Along with agricultural workers, domestic workers were excluded from the labor protections of the 1930s. The right to unionize was never extended to domestic workers. They weren’t given social security benefits until 1950, and had to organize to even receive a minimum wage and overtime pay 1974. Even still, live-in workers were exempt from receiving overtime pay, and home health care aides weren’t afforded minimum wage rights until 2015.
To this day, domestic workers aren’t covered by OSHA or civil rights employment laws, which only extend to businesses with more than 15 employees. They’re also denied the right to collectively bargain. The report draws a connection between the lack of workplace connections and the intertwined histories of domestic work and slavery.

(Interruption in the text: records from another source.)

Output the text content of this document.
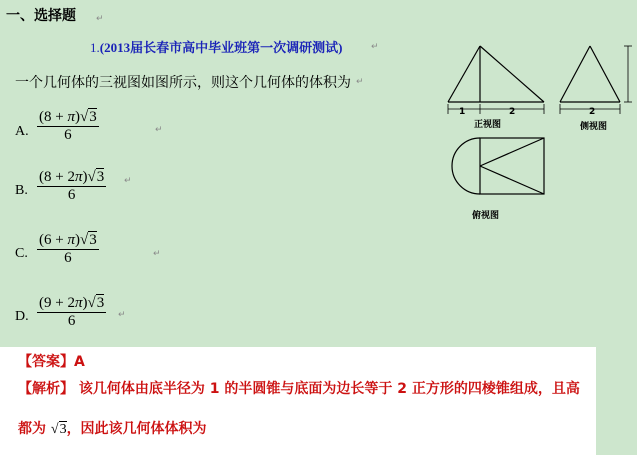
一、选择题 ↵
1.(2013届长春市高中毕业班第一次调研测试)	↵
一个几何体的三视图如图所示，则这个几何体的体积为 ↵
A. $\frac{(8 + \pi)√3}{6}$	↵
B. $\frac{(8 + 2\pi)√3}{6}$ ↵
C. $\frac{(6 + \pi)√3}{6}$	↵
D. $\frac{(9 + 2\pi)√3}{6}$ ↵
1	2	2
正视图	侧视图
俯视图
【答案】A
【解析】 该几何体由底半径为 1 的半圆锥与底面为边长等于 2 正方形的四棱锥组成，且高
都为 √3，因此该几何体体积为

“Domestic service, in many ways, became emblematic of racial inequality,” historian Pramila Nadasen wrote in the report. “African American domestic workers continue to encounter inequality in the labor market and experience systematic underpayment and racial and gender harassment. Like earlier generations, they also organize and fight back, refusing to submit to any situation they deem unjust.”

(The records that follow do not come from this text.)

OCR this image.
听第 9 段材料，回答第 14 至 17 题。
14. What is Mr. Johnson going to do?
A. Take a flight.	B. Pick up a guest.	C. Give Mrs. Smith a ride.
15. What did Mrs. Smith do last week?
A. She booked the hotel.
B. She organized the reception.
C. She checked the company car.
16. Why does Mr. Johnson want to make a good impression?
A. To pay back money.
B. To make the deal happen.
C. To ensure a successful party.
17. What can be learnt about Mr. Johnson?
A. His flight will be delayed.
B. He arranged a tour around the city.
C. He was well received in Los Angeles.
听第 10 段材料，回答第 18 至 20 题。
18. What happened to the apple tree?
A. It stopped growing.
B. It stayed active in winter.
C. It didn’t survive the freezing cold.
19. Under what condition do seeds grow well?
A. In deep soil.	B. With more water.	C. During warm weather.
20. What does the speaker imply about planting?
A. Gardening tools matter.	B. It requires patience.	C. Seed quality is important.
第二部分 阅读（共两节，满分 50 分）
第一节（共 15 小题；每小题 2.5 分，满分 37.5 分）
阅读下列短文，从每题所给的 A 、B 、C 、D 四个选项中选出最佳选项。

Black women in the field elevate their industry, the report says, both by setting standards for care that go far beyond what they’re paid to provide and by organizing for better working conditions. Two-thirds of domestic workers surveyed in both Atlanta and Durham said they didn’t have any work contracts, and about a third of respondents in both cities said they were asked to do work outside the scope of their job. In the face of these informal working arrangements, the report documents the professionalism the caregivers demonstrate every day on the job.
“Sometimes you don’t get things done at home. Sometimes your bills don’t get paid because you had to work,” Joan Samuel Lewis, a certified nursing assistant, said. “You go in when it’s dark and you come out when it’s dark. That’s for years. There’s no holiday; there’s no Christmas. You have to give up all of who you are and your life to fit your clients’ needs.”
“I don’t think the public sees us as people. That is what I want to change. You have to be someone that cares in order to do that kind of work—because I don’t think people see it as even a worthy profession,“ Lewis says. “People’s perceptions make me feel bad enough for me to change it. That’s one of my goals: to change it.”